Aussi, surmotivé et vent debout, le peuple congolais a-t-il en point de mire les élections qu'il tient absolument à obtenir au 31 décembre 2017, conformément à l'Accord de la Saint-Sylvestre. Car, pour ne pas vider la République de son contenu, il faut qu'elles se tiennent, ces élections, en vue du renouvellement, bien que tardif, mais impérieux, des mandats politiques, du reste, obtenus par certains de la manière que l'on sait. Ce seront des élections ou rien, n'en déplaise au Président J. Kabila qui y verrait une tentative de "vouloir créer le désordre" de la part de ceux qui le martèlent. Non, c'est le contraire qui causerait le désordre. Il n'y a pas d'alternative à la tenue de scrutins à cette échéance. Il s'agit d'avoir des dirigeants qui soient à la fois légitimes et légaux. Ce pays n'étant la propriété privée de personne, il ne saurait être géré comme un butin de guerre ou une boutique. Dire même que dans ce dernier cas, la réglementation prévoit de s'acquitter d'une patente.

Et s'il n'y avait pas d'élections au 31 décembre 2017 comme tout semble le laisser entrevoir au travers des chicaneries de la centrale électorale, officine stratégique du pouvoir ?

Cette hypothèse vraisemblable, mais non conforme à la Constitution et à l'Accord de la Saint-Sylvestre, à ce jour non encore mis en œuvre, donnerait lieu à une impasse institutionnelle sauvage, faute de moindre passerelle juridique. Un cas de figure pire que celui du 19 décembre 2016, parce que le pouvoir aura fait fi des engagements conclus par la classe politique pour la gestion institutionnelle nécessaire et consensuelle de la transition politique, c'est-à-dire de l'extra time constitutionnel. On n'abuse pas du temps additionnel. Et, temps additionnel sur temps additionnel ne vaut. Dès lors, personne ne pourra revendiquer ni légitimité, ni légalité pour gouverner notre pays.

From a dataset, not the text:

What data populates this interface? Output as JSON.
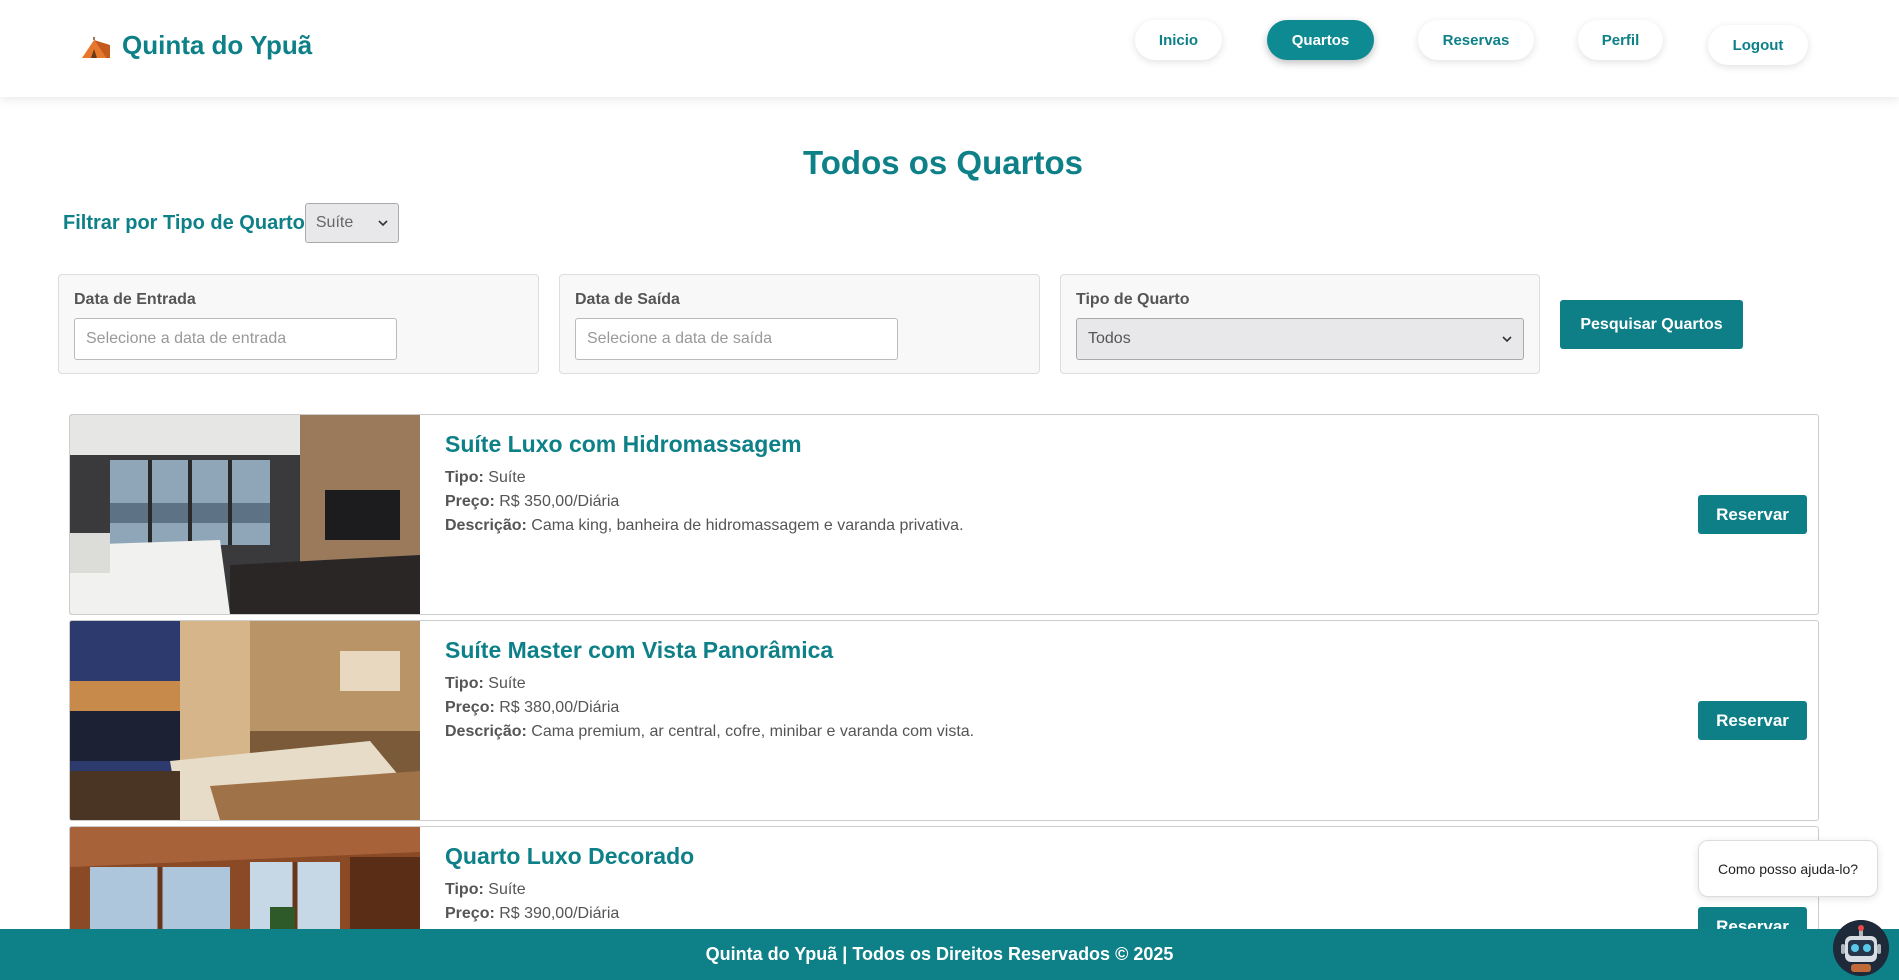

En effet, le pouvoir qui aura épuisé toutes ses ressources, tant juridiques que politiques, devra en tirer toutes les conséquences. Pour être séquentiel, la première conséquence et, du reste, l'essentielle qui est préconisée est bel et bien la démission de J. Kabila et la mise en place d'un gouvernement dirigé par l'Opposition, la vraie, l'authentique, en charge exclusif d'organiser les scrutins. S'il se braque, alors il basculerait résolument dans le fait et consommerait le coup d'Etat tant redouté. Telle attitude fonderait définitivement le peuple à faire application de son arme fatale, par ailleurs constitutionnelle, qu'est l'article 64 alinéa 1 et ce, suivant les modalités qu'il jugerait opportunes. Signalons qu'à dessein, le Constituant de 2006 n'avait pas voulu assortir cette pertinente et salutaire disposition d'un mode d'emploi spécifique, car c'est laissé à la discrétion du peuple souverain. Ainsi donc, tout peut arriver, car il est inadmissible qu'une minorité égoïste, incure, par surcroît cynique de compatriotes prive indéfiniment la majorité du peuple, en souffrance, des potentiels bienfaits d'une alternance démocratique, c'est-à-dire en termes simples, d'un changement d'air, d'hommes et de méthodes.